It’s a future that isn’t far off. But it is far from assured. If technology such as AI isn’t understood and embraced by the Australian public, the entire country risks missing out.
“While other economies have developed comprehensive strategies to unlock the value of AI, we have been slow off the mark, fuelled by misunderstanding and distrust,” says Ernst & Young Australia Director, Christina Larkin.
It’s not just seamless, door-to-door transport in the crosshairs. AI is estimated to be worth as much $2.2 trillion to Australia’s economy, through gains in sectors such as energy, agriculture and financial services.
“We have a very small window of opportunity. The onus is on us to act now or we will be at risk of losing consumer and corporate trust in AI and in turn the economic benefits. We might actually miss the AI boat,” says Larkin. To meet the looming demands of consumers and business, bridging the gap between government and private enterprise needs to happen willingly and with a focus on innovative solutions.
“In the future, timetables won’t be driving our public transport,customer demand will. And government and private enterprise will need to come together willingly to meet the demand” says David Larocca, EY Oceania Leader, Transaction Services. “And government and private enterprise will need to come together willingly to meet the demand.”
“Innovation in mobility technology will bring more automation, more intelligence, and continually re-shape how we’ll get from A to B and how we’ll live.”
Smarter use of technology is more than just sharing databases.
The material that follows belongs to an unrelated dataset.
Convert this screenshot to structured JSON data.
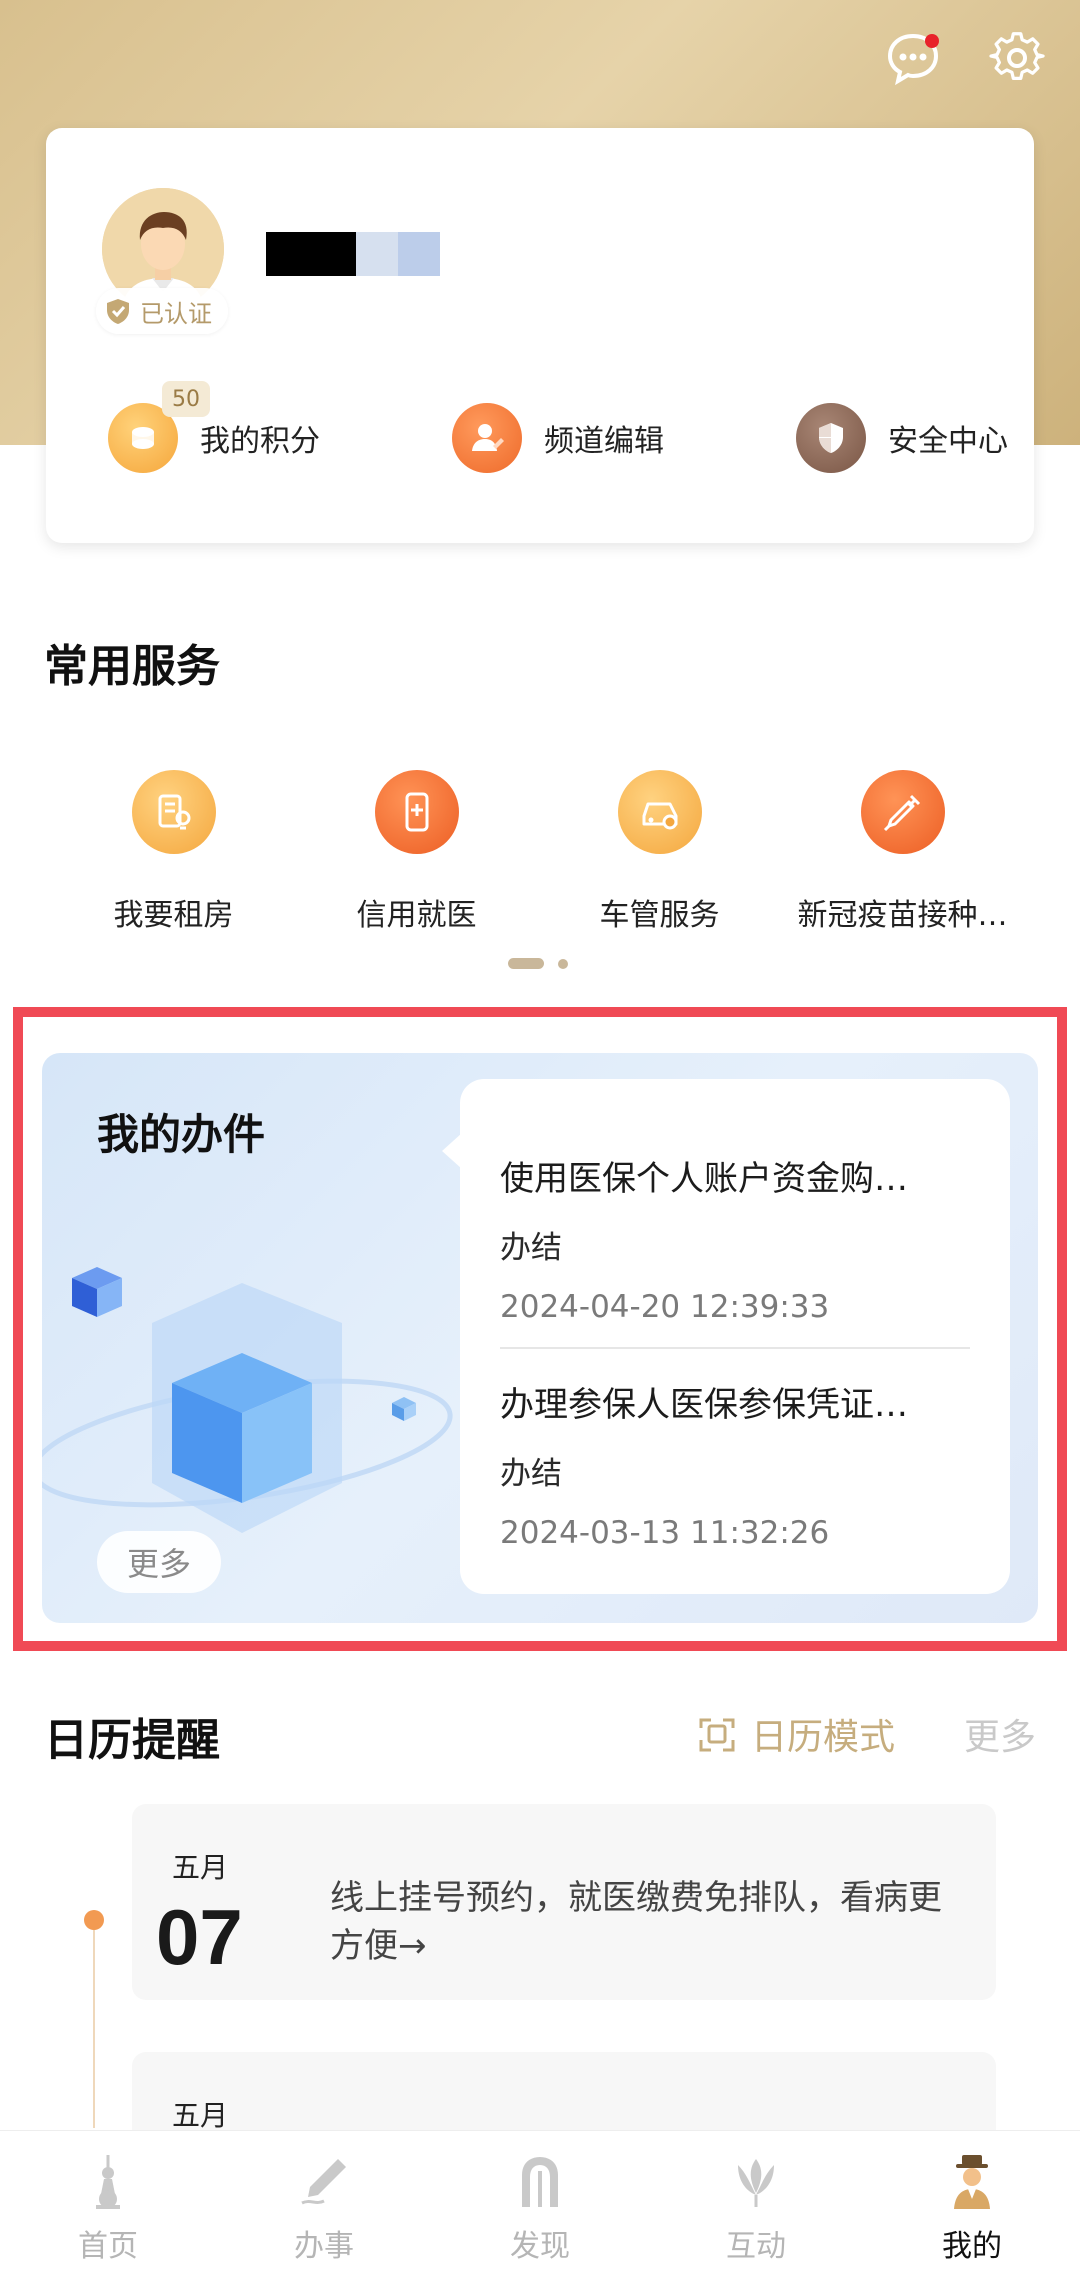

The public needs reassurance that there will be checks and balances in place. And we need to address this early on.
“We’re seeing leaders, developers, committees and even countries discuss AI, talking about bias and accessibility,” says Claire Payne, EY Fellow for Trust and Ethics. “We should ask these questions when we are in the design phase, when we are building and testing solutions and after new initiatives have been launched.”
We need to understand that technology is more than a vehicle for avoiding a mad sprint to the bus stop. “It’s up to us,” says Payne, “to ensure that we use technology for good.”